Stan Katz, Professor of Public and International Affairs and Director of Center for Arts and Cultural Policy Studies, Woodrow Wilson School, Princeton University

Posted to the Brainstorm blog of the Chronicle Review, October 19, 2008.
http://chronicle.com/review/brainstorm/katz/michael-s-mahoney-rip

It was a beautiful day in Princeton yesterday. The sky was blue and cloudless, and the air was crisp. The Brown Bears were in town to play football with the Princeton Tigers. But several hundred friends of the historian of science Michael S. Mahoney were not walking across our beautiful campus. We were gathered in the university chapel for Mike’s memorial service. It was an occasion as sad as usual when we are memorializing a beloved and admired colleague. But it was also an uplifting occasion, as is so frequently the case when remembering a wholly admirable person.

Mike earned his Ph.D. in history of science at Princeton, working with one of the giants of the field, Charles Gillispie — who was seated in the pew immediately ahead of me yesterday morning. Mike’s original specialty was the early history of European mathematics, and his dissertation described the career of the great mathematician Pierre de Fermat. He later also wrote about Descartes, Barrow, Huygens, and Isaac Newton. Mike several times tried to explain to me Fermat’s famous problem, with absolutely no success, but when our colleague Andrew Wiles solved the problem a decade ago, Mike’s work on Fermat was rediscovered and (once again) admired. Later in his career, Mike turned his attention to the history of technology, and especially to the development of computers, computer science, and software — he made the move from the 17th to the 20th century effortlessly, and emerged as one of the most important historians of computing. He and I shared an interest in the application of computing to humanities research and teaching, and he was a crucial guide to me in my work, for he understood both the theory and the technology in a way that I could not approach.

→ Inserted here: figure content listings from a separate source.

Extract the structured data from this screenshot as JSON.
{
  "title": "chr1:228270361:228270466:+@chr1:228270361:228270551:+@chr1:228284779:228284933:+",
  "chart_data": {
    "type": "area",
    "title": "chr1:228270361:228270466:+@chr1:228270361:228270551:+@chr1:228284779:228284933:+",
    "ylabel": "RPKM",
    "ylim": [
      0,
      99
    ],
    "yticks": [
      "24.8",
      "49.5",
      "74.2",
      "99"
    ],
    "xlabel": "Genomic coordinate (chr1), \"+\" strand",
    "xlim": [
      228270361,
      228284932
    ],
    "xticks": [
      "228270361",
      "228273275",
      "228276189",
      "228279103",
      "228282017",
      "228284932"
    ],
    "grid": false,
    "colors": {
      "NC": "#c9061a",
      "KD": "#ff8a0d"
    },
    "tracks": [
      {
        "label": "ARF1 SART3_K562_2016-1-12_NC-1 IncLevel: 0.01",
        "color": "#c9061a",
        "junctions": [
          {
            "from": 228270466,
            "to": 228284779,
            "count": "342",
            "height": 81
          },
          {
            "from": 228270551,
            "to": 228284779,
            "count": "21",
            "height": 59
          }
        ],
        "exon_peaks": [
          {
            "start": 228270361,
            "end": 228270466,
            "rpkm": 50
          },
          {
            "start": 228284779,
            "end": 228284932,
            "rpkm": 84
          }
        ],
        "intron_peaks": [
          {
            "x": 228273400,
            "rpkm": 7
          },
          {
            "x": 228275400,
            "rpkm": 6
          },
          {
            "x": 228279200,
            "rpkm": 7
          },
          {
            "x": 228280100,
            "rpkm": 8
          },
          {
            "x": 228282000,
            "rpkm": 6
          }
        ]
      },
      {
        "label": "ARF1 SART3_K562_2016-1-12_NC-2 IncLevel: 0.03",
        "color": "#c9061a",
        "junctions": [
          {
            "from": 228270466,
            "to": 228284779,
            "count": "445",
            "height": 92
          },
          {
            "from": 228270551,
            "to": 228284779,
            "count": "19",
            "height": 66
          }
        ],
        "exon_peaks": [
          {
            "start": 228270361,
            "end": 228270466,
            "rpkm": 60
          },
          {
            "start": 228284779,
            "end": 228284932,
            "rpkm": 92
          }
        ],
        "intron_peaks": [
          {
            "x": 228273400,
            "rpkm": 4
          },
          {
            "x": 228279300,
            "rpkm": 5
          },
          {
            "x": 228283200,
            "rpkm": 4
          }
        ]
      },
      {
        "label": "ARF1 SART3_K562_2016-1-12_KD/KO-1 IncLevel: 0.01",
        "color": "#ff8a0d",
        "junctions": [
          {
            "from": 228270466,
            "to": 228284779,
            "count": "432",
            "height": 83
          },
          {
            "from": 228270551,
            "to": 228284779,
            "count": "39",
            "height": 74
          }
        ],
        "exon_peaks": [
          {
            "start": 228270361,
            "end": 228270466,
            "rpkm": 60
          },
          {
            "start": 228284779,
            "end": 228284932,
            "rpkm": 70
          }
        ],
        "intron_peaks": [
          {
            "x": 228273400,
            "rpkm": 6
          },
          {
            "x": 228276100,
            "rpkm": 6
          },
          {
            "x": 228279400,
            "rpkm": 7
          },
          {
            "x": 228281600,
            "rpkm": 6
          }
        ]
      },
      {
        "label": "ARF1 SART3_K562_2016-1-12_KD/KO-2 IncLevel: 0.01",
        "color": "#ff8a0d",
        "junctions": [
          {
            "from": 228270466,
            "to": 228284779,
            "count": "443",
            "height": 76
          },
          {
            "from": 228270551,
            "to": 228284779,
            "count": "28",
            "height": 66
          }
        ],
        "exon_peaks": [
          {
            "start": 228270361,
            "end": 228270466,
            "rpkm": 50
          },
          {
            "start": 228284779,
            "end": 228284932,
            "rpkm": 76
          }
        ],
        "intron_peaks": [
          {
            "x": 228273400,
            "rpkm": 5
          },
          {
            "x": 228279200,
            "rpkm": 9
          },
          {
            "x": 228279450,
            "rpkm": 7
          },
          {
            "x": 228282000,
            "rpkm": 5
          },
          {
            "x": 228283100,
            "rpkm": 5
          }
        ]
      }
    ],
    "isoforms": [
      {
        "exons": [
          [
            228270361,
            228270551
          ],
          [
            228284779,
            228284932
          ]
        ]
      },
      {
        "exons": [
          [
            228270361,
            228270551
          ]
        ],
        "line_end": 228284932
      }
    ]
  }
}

The speakers yesterday acknowledged Mike’s scholarship, but to a person they focused on Mike’s commitment to teaching. His daughter and son were eloquent in describing the dinner table “seminars” that Mike conducted at 6 p.m. every evening, and the chapel was full of former undergraduate and graduate students testifying to his passion for teaching and commitment to his students. He could explain the Scientific Revolution and the development of the ENIAC computer with the same ease and clarity. Both his children and his students avowed that Mike was always there for them.

Less remarked yesterday was Mike’s passion for working with school teachers. To be sure, a couple of speakers mentioned that Mike had been a member of the local school board. But he was also a stalwart of Princeton’s Teacher Preparation program, and a member of our committee to select New Jersey’s prize teachers every spring. For me, however, most important was his leadership of the board of the late and lamented National Faculty, an organization for many years devoted to facilitating the work of college faculty with high school teachers in several different subject matters. Mike was especially committed to working with teachers of mathematics and history, and he was both tireless and inspired in organizing the work of the National Faculty (to whose board he recruited me).

More than anything else, Mike was a quietly solidifying force in our history department. He never took sides in partisan conflicts, he kept in touch with everyone, and he exuded a passionate serenity that we all admired. He was, in short, the sort of person who holds departments and universities together without ever asking thanks. He was a swimmer and runner (whom I saw at 6 a.m. most mornings when I went out for a walk or bike ride), so it was shocking when his heart stopped while swimming in the college pool on July 23. It seemed too big a heart to stop, and all of us who gathered to remember Mike Mahoney yesterday are still puzzled by our loss. Sometimes we do not realize whom the most important people are until we lose them.